A bar graph made of colored pencils shows fluctuations but a general uptrend

Legal & General Group has reported strong growth in its retirement division as part of its half year results.

The insurer said it had seen a 6 per cent growth in this retirement division, against a 2 per cent increase in its overall operating profits.

Legal & General said it had made good progress on its strategy, particularly in relation to establishing a single global asset management division, focused on both public and private markets funds. 

It singled out the progress it has made in the private markets space by launching a new fund for the DC sector, offering schemes exposure to this asset class. It also cited its new fund that will leverage pension capital to build new homes.

Overall its half year results show core operating profit had grown in line with guidance to stand at £849m. This compares to £844m for the same period last year. 

However the results also show that pension transfer risk business volumes were initially lower than expected.

Legal & General Group CEO, António Simões says: “These results reflect the ongoing strength of our business, with core operating profit slightly ahead of the prior year and a solvency coverage ratio of 223 per cent. We continue to expect 2024 core operating profit to grow by mid-single digits year-on-year.

“We are making clear progress on delivering our strategy, notably in the establishment of a single asset manager.
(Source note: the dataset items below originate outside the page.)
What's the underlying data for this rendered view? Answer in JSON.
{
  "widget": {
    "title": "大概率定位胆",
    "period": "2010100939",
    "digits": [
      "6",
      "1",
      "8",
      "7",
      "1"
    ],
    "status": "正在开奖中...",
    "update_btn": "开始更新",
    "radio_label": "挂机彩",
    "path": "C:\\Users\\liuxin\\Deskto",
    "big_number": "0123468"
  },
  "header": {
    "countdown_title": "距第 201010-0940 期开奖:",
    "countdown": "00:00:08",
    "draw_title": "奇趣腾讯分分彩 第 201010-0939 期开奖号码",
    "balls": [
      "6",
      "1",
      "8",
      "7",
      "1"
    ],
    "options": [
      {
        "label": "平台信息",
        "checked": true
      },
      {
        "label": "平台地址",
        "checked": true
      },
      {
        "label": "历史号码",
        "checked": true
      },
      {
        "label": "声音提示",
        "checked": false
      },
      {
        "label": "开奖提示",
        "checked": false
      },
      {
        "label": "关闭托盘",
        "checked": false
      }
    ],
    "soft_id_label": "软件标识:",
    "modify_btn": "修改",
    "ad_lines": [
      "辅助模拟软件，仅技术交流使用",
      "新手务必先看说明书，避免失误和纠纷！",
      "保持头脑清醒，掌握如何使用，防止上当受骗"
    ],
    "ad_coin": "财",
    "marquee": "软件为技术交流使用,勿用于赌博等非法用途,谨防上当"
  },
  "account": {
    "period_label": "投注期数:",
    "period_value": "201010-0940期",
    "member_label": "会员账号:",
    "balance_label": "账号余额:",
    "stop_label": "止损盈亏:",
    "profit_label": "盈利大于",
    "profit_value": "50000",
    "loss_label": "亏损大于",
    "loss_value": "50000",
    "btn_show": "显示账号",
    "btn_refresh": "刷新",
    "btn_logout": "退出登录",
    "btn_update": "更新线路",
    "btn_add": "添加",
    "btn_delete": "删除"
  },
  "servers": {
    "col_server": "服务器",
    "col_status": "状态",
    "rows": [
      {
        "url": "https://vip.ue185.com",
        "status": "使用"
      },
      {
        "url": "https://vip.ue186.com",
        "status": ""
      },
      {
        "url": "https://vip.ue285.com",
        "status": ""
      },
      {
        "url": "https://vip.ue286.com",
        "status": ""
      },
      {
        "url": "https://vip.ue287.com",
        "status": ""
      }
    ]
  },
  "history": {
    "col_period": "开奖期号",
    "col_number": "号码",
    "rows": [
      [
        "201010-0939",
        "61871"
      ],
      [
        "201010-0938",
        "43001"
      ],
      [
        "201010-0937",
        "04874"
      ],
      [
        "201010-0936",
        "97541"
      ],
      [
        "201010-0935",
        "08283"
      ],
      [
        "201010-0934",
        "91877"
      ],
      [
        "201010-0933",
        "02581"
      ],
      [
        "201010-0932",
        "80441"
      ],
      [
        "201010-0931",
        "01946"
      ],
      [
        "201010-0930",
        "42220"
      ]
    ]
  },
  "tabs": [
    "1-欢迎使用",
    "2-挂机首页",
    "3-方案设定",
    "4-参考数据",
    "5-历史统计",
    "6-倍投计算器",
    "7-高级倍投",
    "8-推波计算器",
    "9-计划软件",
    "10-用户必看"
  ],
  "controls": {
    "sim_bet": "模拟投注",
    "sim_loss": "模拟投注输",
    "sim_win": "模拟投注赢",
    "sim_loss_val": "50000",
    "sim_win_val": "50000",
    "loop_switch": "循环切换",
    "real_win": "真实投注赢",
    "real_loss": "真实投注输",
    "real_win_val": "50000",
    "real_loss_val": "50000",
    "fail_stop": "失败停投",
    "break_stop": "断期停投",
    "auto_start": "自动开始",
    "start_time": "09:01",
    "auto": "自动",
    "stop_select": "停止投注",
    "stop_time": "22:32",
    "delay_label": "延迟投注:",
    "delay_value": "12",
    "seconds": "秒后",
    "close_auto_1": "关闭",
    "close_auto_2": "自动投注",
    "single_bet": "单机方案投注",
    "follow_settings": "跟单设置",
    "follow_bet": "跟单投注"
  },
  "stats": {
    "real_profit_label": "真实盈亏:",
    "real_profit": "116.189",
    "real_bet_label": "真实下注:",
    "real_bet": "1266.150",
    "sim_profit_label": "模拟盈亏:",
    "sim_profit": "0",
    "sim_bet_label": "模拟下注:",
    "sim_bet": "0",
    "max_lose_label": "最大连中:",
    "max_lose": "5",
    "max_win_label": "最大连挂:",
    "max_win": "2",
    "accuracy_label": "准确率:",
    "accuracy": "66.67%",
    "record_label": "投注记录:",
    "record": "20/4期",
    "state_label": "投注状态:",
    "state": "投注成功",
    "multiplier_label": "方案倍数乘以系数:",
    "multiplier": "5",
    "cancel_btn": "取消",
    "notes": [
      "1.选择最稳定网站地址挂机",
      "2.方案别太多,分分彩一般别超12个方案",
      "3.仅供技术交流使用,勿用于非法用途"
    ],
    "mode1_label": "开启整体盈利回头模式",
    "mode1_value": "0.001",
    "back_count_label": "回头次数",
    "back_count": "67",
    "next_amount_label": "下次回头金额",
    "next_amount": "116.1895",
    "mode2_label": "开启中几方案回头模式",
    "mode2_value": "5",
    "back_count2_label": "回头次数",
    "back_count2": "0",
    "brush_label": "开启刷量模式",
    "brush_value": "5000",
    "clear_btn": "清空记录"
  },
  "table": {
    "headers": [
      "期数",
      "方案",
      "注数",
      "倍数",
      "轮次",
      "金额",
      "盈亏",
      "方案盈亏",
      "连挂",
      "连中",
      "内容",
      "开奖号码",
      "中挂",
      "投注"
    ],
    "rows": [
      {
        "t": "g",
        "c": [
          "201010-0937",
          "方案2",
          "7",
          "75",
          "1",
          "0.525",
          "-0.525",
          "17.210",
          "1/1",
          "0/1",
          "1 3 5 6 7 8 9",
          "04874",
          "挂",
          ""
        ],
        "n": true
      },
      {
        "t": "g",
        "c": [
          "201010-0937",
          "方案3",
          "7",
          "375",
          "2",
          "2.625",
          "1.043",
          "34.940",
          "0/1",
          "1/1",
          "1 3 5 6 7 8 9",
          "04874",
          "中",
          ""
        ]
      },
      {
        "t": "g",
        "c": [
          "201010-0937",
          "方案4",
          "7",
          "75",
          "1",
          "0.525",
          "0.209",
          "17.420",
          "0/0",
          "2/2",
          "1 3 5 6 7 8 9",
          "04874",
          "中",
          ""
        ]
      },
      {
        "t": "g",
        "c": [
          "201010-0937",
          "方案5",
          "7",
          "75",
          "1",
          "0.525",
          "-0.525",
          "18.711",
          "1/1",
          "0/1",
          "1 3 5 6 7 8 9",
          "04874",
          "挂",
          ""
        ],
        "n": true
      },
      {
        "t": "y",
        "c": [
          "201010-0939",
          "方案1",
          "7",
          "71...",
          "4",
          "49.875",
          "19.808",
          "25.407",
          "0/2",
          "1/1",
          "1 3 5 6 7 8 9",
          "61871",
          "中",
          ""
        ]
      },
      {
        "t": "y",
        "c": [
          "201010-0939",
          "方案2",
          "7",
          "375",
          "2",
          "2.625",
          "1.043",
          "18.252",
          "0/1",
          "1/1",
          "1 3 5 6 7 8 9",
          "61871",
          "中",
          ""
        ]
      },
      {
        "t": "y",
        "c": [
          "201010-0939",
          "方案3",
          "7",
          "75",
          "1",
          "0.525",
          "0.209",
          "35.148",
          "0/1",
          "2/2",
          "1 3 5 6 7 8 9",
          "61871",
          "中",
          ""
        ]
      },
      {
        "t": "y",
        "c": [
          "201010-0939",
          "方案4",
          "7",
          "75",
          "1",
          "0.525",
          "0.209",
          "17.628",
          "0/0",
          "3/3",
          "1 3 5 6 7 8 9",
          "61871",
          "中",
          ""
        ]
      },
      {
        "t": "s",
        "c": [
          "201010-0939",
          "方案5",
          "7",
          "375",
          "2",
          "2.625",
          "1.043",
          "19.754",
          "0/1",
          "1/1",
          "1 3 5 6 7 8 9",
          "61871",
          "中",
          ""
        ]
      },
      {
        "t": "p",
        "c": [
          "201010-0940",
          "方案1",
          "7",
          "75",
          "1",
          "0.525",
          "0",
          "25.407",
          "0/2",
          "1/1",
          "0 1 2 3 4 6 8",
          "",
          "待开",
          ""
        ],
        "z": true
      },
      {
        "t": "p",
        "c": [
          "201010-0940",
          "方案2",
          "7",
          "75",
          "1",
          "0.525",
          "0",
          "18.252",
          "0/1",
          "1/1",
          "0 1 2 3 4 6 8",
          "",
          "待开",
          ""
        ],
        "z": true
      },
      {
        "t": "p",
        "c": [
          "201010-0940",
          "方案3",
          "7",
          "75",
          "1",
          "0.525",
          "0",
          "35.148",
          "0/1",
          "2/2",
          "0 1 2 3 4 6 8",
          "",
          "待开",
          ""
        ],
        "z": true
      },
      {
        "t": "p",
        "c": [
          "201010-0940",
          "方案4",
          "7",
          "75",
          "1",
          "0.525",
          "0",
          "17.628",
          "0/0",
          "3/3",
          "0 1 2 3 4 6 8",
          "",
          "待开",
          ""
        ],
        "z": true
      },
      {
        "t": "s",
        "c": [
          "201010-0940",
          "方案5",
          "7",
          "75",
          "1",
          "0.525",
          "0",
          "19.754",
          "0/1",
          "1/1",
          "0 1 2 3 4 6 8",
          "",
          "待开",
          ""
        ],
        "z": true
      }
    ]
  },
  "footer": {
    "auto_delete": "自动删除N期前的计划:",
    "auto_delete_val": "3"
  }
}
We have good momentum in private markets, launching a new fund to offer diversified exposure to defined contribution pension scheme members, and establishing our affordable housing fund, leveraging pension capital to build new homes.

“These developments are important steps forward for L&G, reflecting our commitment to helping address the long-term investment needs of individuals and society, and create compelling opportunities for partners to invest alongside us to generate positive change. 

“We are encouraged by the action being taken here in the UK to drive institutional capital towards productive assets, alongside progress on addressing structural barriers to investment, such as the planning system”

Commenting on these result, Tom Gilbey, equity research analyst at Quilter Cheviot adds: “While pension risk transfer (PRT) volumes were initially lower than expected, the company has noted an uptick and annuity sales remain variable. 

“In terms of division performance, the retirement division saw a 6 per cent growth in operating profit, while the asset management division experienced a 14 per cent decline.”